『無明の果て』
第十一章  『楽園』
その店の中で響いていた曲がそうだと気付くまで、僕は少しの間
その場に立ちつくしてしまっていた。



薄暗い店内は、カウンター席とテーブルが三つ、そして小さいステージがあるだけの、古くからあるジャズバーだった。



バンドで歌っていた頃には聞く事のなかった、園の静かな低音は、確実にゆっくりと、心に染み込んで来る。



「こちらへ、どうぞ」

カウンターから声をかけられ、僕はたったひとりの観客になった。


聞き覚えがあると思ったのは、今流れている歌が、僕の作った曲をアレンジし、歌詞をのせられ、園の声で生まれ変わっていたからだっだ。



所詮は夢だと、学生時代に作った、自分でさえ忘れかけていた曲が、そっと命を注ぎ込まれ、生まれ変わっていたのだ。

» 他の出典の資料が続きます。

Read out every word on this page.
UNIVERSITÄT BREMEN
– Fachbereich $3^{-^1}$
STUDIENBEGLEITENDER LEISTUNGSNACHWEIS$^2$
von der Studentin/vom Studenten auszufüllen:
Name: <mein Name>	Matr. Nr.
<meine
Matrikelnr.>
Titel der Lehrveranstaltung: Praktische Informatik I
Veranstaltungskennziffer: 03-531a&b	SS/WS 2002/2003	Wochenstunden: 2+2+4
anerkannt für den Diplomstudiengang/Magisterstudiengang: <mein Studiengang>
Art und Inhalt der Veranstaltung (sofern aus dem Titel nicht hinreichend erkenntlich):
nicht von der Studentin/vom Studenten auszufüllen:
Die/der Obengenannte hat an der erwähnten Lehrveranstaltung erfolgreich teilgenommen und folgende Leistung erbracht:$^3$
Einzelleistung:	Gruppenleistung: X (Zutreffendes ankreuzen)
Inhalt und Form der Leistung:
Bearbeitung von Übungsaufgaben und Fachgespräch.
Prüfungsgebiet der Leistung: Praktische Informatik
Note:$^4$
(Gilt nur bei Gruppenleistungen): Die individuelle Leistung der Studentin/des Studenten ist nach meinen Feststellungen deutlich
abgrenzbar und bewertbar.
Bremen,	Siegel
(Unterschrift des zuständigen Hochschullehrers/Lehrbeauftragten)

信じて、惜しみ無く与えたものは、いつか自分に返ってくる。



自分らしい一歩を踏み出す、自分らしい選択を、園の姿は形にしていた。



いつだか、愚直だと、誰かに言われた事がある。


失敗をしても、成功をしても、それぞれが意味のあることだと、次に繋げるなだらかな手立てを、僕はまだ知らずにいるのだろうか。


欲望を強さに変える方法は、いつか誰かに教わるものなのだろうか。



挑戦も出発も、目標も、そして夢も。



挫折があって限界を知るなら、ひとり置き去りにされてしまったようなこの身の置き場は、妻の胸なのではないのだろうかと、気弱な心が見え隠れしている。



「初めてですね。」


マスターらしいその人は


「良い声してるでしょう。」


そう言って、コースターにグラスを乗せた。

「そうですね。
しびれます。」


背中越しに感じる、表現のし難い距離感が、園のオーラを感じさせた。



歌い終えた園が


「マスター、あの曲を作った人よ。」


そう言いながら、横に座った。


「そうでしたか。

それは失礼しました。
じゃぁ園ちゃんとバンドやってたメンバーですね。